C. P. Per lo stesso motivo per cui si continuano a pubblicare (e a comprare, e a leggere) libri, e in generale prodotti, cartacei; credo che, almeno in parte, siano gli stessi lettori a chiederlo. Personalmente non amo il digitale, perché ho delle difficoltà enormi a leggere su supporti che non siano quelli “tradizionali” di carta. Perdo facilmente la concentrazione e i miei occhi si stancano in fretta. Anche nel lavoro di scrittura e traduzione, carta e penna rimangono per me strumento primario. Su questo mi sono confrontata con diverse persone, anche in fase di elaborazione del progetto, e devo dire che ho raccolto molte opinioni favorevoli a una rivista che non fosse digitale, o per lo meno, non solo.

 

La compagna di intervista a cui ti ho abbinata è Gabriella Montanari di Vague Edizioni. Conosci questa realtà editoriale che pure si caratterizza per un percorso originale?

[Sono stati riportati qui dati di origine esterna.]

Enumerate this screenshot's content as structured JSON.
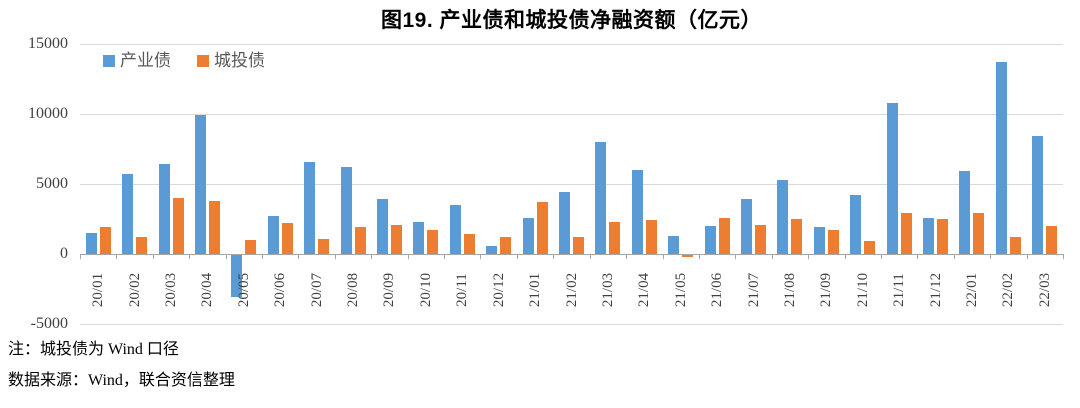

C.P. Sono onorata di essere stata intervistata in parallelo con Gabriella Montanari. Conosco Vague grazie a te; mi sembra un progetto che merita di crescere, davvero interessante e coraggioso, con uno stile assolutamente unico e delle scelte editoriali autentiche.

 

Come è cambiato negli ultimi anni il rapporto con la lettura? Chi è, oggi, il vero lettore? 

G.M. C’è una definizione che non amo, quella del lettore cosiddetto “forte”. Ha qualcosa di quantitativo che non mi piace. Vedo una sovrabbondanza di lettori compulsivi, che esibiscono i titoli come se li collezionassero. C’è una tendenza del lettore “esibito”, insomma, che mal sopporto. Se seguiamo le statistiche, si arriva certamente ad individuare un blocco di lettori molto attivi: le donne. In particolare, quelle di età compresa tra i trenta e i cinquantacinque anni.
In generale osservo che ci sono differenze di lettori, c’è quello di narrativa e quello di poesia. Il primo abbraccia vari generi ed ha una disposizione più aperta verso il nuovo; il lettore di poesia, invece, è soprattutto colui che scrive versi. E quest’ultimo caso apre ad una serie di riflessioni, anche complesse, su come dovrebbe essere proposto e diffuso il linguaggio poetico nella nostra società affinché non resti circoscritto ai soli frequentatori del genere.